In making its ruling, the Supreme Court reinstated the damages Faragher was initially awarded.

"I'm still waiting on my dollar," Faragher says. "The law-school diploma can come down, but that dollar stays up on the wall."

Despite her starring role in a precedent-setting sexual-harassment case--she's lecturing on it this week in Miami--Faragher didn't really follow the country's most notorious sexual-harassment case: Paula Jones's suit against Clinton. "I understand it was one incident, when ours was kind of a continual, day-in, day-out harassment," she says. "But I understand that if one incident was egregious enough, it constitutes sexual harassment."

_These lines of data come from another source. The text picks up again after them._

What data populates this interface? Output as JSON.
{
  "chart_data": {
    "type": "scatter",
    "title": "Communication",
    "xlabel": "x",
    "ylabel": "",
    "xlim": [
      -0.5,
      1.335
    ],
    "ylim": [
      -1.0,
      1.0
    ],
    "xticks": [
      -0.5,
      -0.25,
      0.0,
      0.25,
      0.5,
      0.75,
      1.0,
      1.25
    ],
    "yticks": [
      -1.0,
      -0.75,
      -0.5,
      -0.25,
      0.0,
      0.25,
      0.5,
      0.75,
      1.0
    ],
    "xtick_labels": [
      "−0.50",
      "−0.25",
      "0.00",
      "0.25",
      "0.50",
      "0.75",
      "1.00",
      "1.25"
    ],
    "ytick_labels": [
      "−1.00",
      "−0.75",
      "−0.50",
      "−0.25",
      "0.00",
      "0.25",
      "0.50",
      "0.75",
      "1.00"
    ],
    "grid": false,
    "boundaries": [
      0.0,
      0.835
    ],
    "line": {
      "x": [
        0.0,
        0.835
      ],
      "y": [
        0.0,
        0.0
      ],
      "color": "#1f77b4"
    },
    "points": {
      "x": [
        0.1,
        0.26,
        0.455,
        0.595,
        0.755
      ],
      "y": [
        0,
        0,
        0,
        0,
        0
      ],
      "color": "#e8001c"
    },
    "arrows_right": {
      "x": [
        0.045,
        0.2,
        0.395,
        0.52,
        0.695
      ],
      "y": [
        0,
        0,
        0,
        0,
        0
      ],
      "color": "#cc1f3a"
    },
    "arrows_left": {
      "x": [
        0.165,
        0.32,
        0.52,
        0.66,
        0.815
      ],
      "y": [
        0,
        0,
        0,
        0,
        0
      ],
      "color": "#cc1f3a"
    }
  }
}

And if that incident is egregious enough, a woman should report it. After that, she adds, "if you think you've been wronged and you think they're not taking appropriate action, file a suit."

The decision in Faragher v. City of Boca Raton wasn't the only sex-harassment case the Supreme Court decided last June 26. In its ruling for Burlington Industries, Inc. v. Ellerth, it determined that harassment did not have to result in tangible harm in order to be actionable. Both decisions, particularly Ellerth, improved the long-term chances for Jones's suit, then under appeal. (Clarence Thomas offered a dissent from both decisions.)

Clinton, of course, wound up settling with Jones.
Faragher got her day in court. "It's really important--following through on what you believe in," says Faragher, who's now looking for a job in employment law, where she can put her experience to good use. "It's something that hangs over your head for years. But look at my case--boy, was it worth it.

"It will probably be the only time I'll ever be before the Supreme Court.